Não é todo dia que se comemora o trigésimo aniversário e Peeta parece ter alcançado a marca com toda a beleza e vitalidade dos últimos quinze anos bem guardada. Claro que nenhum de nós tem mais a energia necessária para batalhar em outra guerra, mas Peeta parece ter lidado incrivelmente bem com os anos que passaram. Muito melhor que eu, pelo menos.

Lentamente a vida no distrito 12 foi se reconstruindo, as pessoas foram voltando e começamos a reconstruir os prédios que haviam sido perdidos. Trabalhar na reconstrução do distrito mantinha nossas mentes e corpos ativos e diminuía a intensidade dos pesadelos à noite, mas eles só se tornavam realmente suportáveis com ele ao meu lado. Foi preciso que eu quase o perdesse para que pudesse notar a falta que o garoto de cabelos loiros me fazia.
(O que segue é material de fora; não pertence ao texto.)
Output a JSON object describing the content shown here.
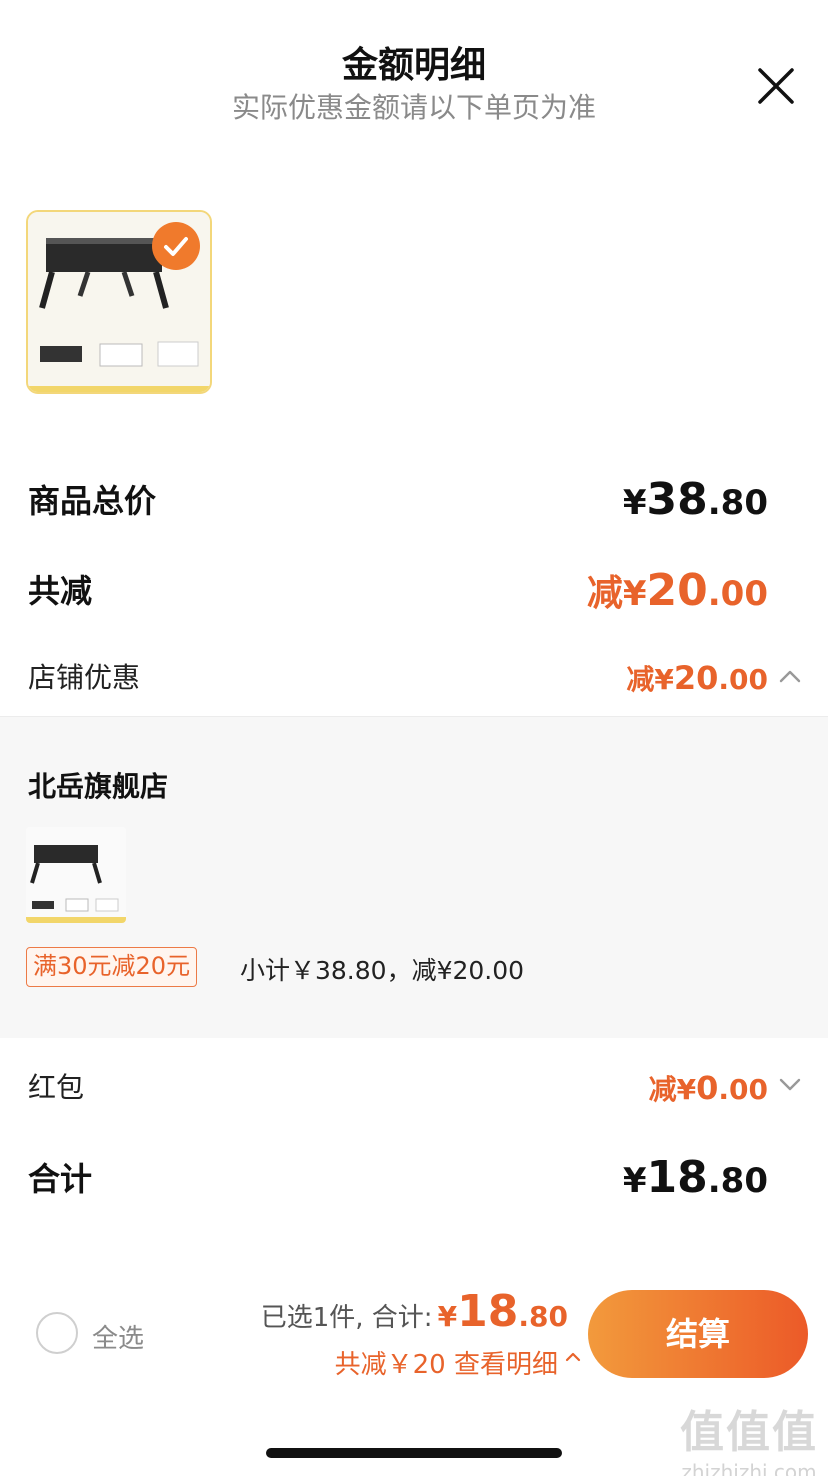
{
  "header": {
    "title": "金额明细",
    "subtitle": "实际优惠金额请以下单页为准"
  },
  "rows": {
    "goods_total": {
      "label": "商品总价",
      "yen": "¥",
      "int": "38",
      "dec": ".80"
    },
    "total_reduce": {
      "label": "共减",
      "prefix": "减",
      "yen": "¥",
      "int": "20",
      "dec": ".00"
    },
    "store_discount": {
      "label": "店铺优惠",
      "prefix": "减",
      "yen": "¥",
      "int": "20",
      "dec": ".00"
    },
    "red_packet": {
      "label": "红包",
      "prefix": "减",
      "yen": "¥",
      "int": "0",
      "dec": ".00"
    },
    "sum": {
      "label": "合计",
      "yen": "¥",
      "int": "18",
      "dec": ".80"
    }
  },
  "store": {
    "name": "北岳旗舰店",
    "promo_tag": "满30元减20元",
    "promo_text": "小计￥38.80，减¥20.00"
  },
  "bottom": {
    "select_all": "全选",
    "selected_text": "已选1件, 合计:",
    "yen": "¥",
    "int": "18",
    "dec": ".80",
    "reduce_text": "共减￥20 查看明细",
    "checkout": "结算"
  },
  "watermark": {
    "logo": "值值值",
    "domain": "zhizhizhi.com"
  },
  "colors": {
    "accent": "#e8632b",
    "checkout_start": "#f29a3c",
    "checkout_end": "#ec5a28",
    "panel_bg": "#f7f7f7"
  }
}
Não vou dizer que foi fácil aceitar o retorno dele. Naquele ponto, tudo que eu mais amava tinha sido tirado de mim e eu estava plenamente preparada para esquecer do mundo e me deixar ir. Até que ele apareceu na minha porta. No mundo surreal em que eu estava vivendo, destruído e sem cor, de repente lá estava Peeta, com todas as cores do mundo na sua mochila. Aquele Peeta que eu achei que nunca mais veria. Aquele Peeta que era o único no mundo capaz de afastar os meus pesadelos. E como eu precisava de alguém para afastar os meus pesadelos.
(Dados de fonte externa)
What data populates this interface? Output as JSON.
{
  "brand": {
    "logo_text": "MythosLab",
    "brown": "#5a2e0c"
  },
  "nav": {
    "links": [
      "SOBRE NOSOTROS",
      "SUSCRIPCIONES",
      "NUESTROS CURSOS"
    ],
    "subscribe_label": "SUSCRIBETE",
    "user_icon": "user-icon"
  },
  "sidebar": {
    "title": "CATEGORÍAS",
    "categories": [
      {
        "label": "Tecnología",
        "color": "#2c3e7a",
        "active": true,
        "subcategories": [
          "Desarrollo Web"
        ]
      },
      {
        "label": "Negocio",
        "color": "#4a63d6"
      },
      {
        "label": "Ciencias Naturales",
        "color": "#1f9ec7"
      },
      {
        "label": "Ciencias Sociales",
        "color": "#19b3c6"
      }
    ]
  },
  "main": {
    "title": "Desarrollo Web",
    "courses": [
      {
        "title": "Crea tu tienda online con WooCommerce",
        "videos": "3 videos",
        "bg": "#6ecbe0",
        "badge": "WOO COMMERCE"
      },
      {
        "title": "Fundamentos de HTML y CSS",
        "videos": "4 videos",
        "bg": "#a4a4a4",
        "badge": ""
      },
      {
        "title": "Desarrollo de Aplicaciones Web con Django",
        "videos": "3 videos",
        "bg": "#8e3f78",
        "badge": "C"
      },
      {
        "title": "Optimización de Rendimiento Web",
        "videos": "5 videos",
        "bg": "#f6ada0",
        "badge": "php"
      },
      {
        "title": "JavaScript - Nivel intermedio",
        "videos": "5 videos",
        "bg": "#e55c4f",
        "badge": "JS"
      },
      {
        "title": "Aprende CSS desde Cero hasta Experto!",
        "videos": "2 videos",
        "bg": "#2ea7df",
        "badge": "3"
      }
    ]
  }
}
De início, todas as reações do mundo desapareceram, tudo deixou de fazer sentido. E depois veio o medo, cruel e mortal de que a criatura ainda estivesse lá, esperando o momento certo para me pegar. Eu não me importava de morrer, mas não pelas mãos dele, não quero ver meus últimos segundos refletidos naqueles olhos azuis. Demorou um tempo para que eu o deixasse sequer entrar na minha casa, e muitos meses se passaram até que eu tivesse segurança para dormir do seu lado novamente.

Mas já se passaram treze anos e as noites esparsas em que eu implorava para tê-lo ao meu lado se tornaram mais frequentes, até que a minha casa se tornou a nossa casa e a antiga casa dele só mais uma vazia na vila dos vitoriosos. E é nela que eu agora estou.
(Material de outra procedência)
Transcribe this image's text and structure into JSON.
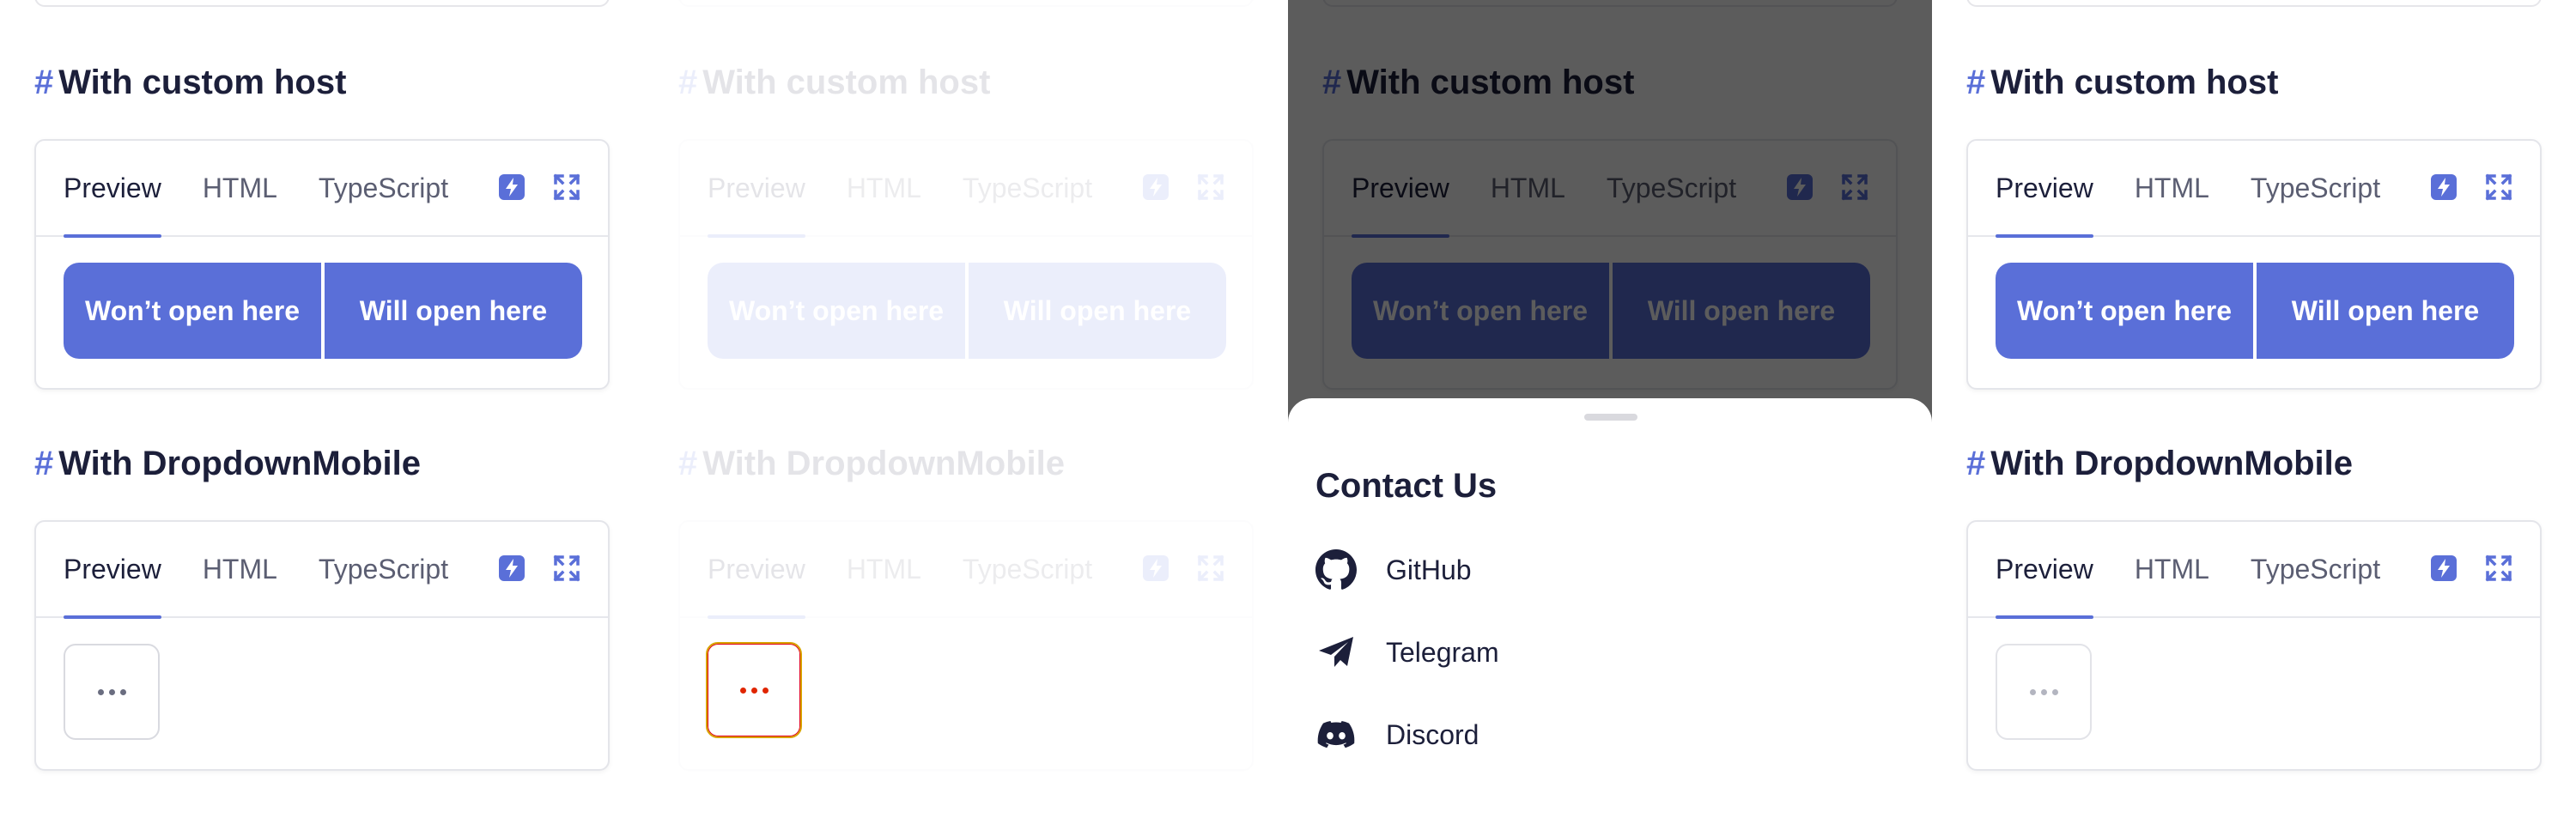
{
  "colors": {
    "accent": "#5a6fd8",
    "text": "#1c1f3a",
    "muted_text": "#5b5e72",
    "overlay": "#000000a3",
    "focus_ring": "#e02500"
  },
  "sections": {
    "custom_host_title": "With custom host",
    "dropdown_title": "With DropdownMobile",
    "hash": "#"
  },
  "tabs": {
    "preview": "Preview",
    "html": "HTML",
    "typescript": "TypeScript"
  },
  "tool_icons": [
    "stackblitz-icon",
    "fullscreen-icon"
  ],
  "buttons": {
    "wont_open": "Won’t open here",
    "will_open": "Will open here"
  },
  "dropdown_button": {
    "icon": "ellipsis-icon"
  },
  "sheet": {
    "title": "Contact Us",
    "items": [
      {
        "label": "GitHub",
        "icon": "github-icon"
      },
      {
        "label": "Telegram",
        "icon": "telegram-icon"
      },
      {
        "label": "Discord",
        "icon": "discord-icon"
      }
    ]
  }
}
Parecia uma ideia simples. Um bolo e nada mais. Se Peeta pode fazer obras de arte de doce que desafiam a gravidade todas as manhãs, eu consigo fazer um simples bolo de aniversário! Desde que derrubamos a cerca, tenho saído para caçar as vezes, enquanto Peeta cozinha, pinta ou simplesmente descança. No alto verão é comum que ele me acompanhe, mas no inverno fica muito difícil para que ele se movimente com a prótese e eu acabo indo sozinha. O frio e a neve caindo hoje me deram a desculpa perfeita para passar a tarde fora colocando meu plano em prática.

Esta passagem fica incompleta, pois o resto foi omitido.